Aufkommender politischer Widerstand

2023 zeigte die kantonale Umfrage «Einführung von Förderklassen für dauernd störende Schülerinnen und Schüler» in Basel, dass eine deutliche Mehrheit der Befragten es als erwiesen ansah, dass die Integration von verhaltensauffälligen Schülerinnen und Schülern einen negativen Einfluss auf das Leistungsniveau der Klassen ausübt. 2024 stimmte das Basler Kantonsparlament dem Vorschlag der Regierung zur Einführung von Förderklassen zu. Ähnliches hat sich Anfang dieses Jahr im Kanton Zürich zugetragen. Nachdem in einer Umfrage des Forschungsinstituts GfS zwei Drittel der Befragten die Wiedereinführung von Kleinklassen gefordert hatten, wurde im März 2025 die Zürcher Bildungsdirektion beauftragt, Vorschläge zur flächendeckenden Wiedereinführung von Kleinklassen auszuarbeiten.
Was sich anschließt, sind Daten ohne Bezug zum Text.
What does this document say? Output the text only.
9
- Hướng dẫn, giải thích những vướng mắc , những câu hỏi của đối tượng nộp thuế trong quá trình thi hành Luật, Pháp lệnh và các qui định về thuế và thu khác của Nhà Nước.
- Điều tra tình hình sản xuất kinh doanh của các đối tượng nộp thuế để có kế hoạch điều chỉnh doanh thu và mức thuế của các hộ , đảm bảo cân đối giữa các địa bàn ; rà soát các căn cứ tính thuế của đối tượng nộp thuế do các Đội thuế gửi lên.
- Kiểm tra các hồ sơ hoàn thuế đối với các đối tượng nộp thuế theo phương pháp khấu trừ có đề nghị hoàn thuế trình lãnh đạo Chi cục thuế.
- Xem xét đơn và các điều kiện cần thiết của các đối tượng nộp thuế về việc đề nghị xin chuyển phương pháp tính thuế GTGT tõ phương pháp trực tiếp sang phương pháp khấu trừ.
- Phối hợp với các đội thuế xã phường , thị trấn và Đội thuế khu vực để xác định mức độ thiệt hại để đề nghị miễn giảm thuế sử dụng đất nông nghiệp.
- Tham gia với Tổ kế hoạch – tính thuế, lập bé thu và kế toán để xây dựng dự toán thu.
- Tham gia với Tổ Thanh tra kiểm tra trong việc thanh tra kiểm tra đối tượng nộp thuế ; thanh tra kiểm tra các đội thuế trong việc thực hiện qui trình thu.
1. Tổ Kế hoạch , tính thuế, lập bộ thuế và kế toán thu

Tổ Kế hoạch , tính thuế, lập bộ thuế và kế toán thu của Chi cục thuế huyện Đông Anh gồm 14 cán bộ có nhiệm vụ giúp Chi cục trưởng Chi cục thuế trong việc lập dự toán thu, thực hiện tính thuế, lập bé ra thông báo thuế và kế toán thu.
Neuer Name – altes Problem im Kanton Bern

Im Kanton Bern ist im Zug der Umsetzung der integrativen Schule die Kleinklasse nicht abgeschafft, sondern in «Klasse zur besonderen Förderung» umbenannt worden. Jede Gemeinde entscheidet selbst, wie sie die vom Kanton zugesprochenen heilpädagogischen Lektionen einsetzt. Dabei werden jedoch Kinder nach wie vor aus dem Klassenverband der Regelschule ausgeschlossen. Das Problem der Ausgrenzung der Kinder bleibt bestehen.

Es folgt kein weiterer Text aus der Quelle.